Giles forgot his dignity for one moment, and, looking round, met the eager gaze of little Di Brandon.
Another moment and duty required his undivided attention, so that he lost sight of her, but Di took good care not to lose sight of him.
“We will wait here, darling,” said her father, referring to refuge-island on which he stood, “and when he is disengaged we can speak to him.”

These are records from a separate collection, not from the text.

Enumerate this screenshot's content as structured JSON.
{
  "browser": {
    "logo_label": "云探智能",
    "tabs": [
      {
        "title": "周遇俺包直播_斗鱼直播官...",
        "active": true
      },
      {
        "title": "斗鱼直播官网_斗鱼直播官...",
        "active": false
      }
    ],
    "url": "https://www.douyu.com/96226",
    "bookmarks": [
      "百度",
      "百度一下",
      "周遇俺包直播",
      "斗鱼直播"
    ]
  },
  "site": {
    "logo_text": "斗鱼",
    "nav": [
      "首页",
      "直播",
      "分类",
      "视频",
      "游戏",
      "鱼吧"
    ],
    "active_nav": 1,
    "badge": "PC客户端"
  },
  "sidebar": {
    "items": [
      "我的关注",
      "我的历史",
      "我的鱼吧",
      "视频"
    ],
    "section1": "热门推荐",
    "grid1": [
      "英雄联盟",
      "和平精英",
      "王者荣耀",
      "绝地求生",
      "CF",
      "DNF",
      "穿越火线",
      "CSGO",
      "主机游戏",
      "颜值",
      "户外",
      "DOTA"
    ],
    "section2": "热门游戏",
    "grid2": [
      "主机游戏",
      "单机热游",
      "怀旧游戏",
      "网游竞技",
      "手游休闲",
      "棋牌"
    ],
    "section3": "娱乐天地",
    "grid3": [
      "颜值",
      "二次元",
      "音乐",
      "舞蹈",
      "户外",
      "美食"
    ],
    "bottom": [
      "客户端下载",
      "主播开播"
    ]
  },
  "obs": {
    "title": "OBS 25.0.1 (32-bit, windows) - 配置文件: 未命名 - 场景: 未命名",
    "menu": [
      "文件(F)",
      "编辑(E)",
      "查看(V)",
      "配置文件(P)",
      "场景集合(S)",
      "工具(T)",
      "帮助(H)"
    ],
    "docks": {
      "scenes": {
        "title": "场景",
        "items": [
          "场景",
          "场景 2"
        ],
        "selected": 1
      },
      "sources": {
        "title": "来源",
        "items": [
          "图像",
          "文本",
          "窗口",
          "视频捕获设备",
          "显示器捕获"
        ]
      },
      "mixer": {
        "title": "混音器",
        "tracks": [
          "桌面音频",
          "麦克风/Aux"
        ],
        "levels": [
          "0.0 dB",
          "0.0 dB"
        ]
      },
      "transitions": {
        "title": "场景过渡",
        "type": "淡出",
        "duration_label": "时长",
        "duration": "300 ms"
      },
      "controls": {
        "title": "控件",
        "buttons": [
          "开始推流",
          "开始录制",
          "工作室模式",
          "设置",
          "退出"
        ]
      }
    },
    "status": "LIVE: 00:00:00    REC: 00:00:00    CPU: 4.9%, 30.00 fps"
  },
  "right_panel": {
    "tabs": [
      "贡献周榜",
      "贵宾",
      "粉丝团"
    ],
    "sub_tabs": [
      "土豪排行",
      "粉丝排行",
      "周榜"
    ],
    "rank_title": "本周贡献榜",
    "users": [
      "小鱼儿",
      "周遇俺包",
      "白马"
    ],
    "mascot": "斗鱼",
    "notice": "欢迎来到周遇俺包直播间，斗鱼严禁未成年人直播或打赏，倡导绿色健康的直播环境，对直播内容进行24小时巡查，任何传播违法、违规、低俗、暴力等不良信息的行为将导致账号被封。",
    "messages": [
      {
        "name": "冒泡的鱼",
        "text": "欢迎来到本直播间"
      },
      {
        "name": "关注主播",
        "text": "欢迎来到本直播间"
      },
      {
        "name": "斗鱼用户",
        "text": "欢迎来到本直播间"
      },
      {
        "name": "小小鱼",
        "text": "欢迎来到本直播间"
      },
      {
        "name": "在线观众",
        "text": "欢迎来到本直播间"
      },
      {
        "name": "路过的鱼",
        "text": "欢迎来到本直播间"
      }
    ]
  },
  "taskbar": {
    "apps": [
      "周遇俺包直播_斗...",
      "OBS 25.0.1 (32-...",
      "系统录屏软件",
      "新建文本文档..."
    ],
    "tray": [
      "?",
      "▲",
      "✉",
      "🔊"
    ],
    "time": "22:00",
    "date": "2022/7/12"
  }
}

“Oh! I’m so glad he’s not dead,” said little Di, “and p’raps he’ll be able to show us the way to my boy’s home.”
Di had a method of adopting, in a motherly way, all who, in the remotest manner, came into her life. Thus she not only spoke of our butcher and our baker, which was natural, but referred to “my policeman” and “my boy” ever since the day of the accident.
When Giles had set his portion of the traffic in harmonious motion he returned to his island, and was not sorry to receive the dignified greeting of Sir Richard Brandon, while he was delighted as well as amused by the enthusiastic grasp with which Di seized his huge hand in both of her little ones, and the earnest manner in which she inquired after his health, and if she had hurt him much.
“Did they put you to bed and give you hot gruel?” she asked, with touching pathos.
“No, miss, they didn’t think I was hurt quite enough to require it,” answered Giles, his drooping moustache curling slightly as he spoke.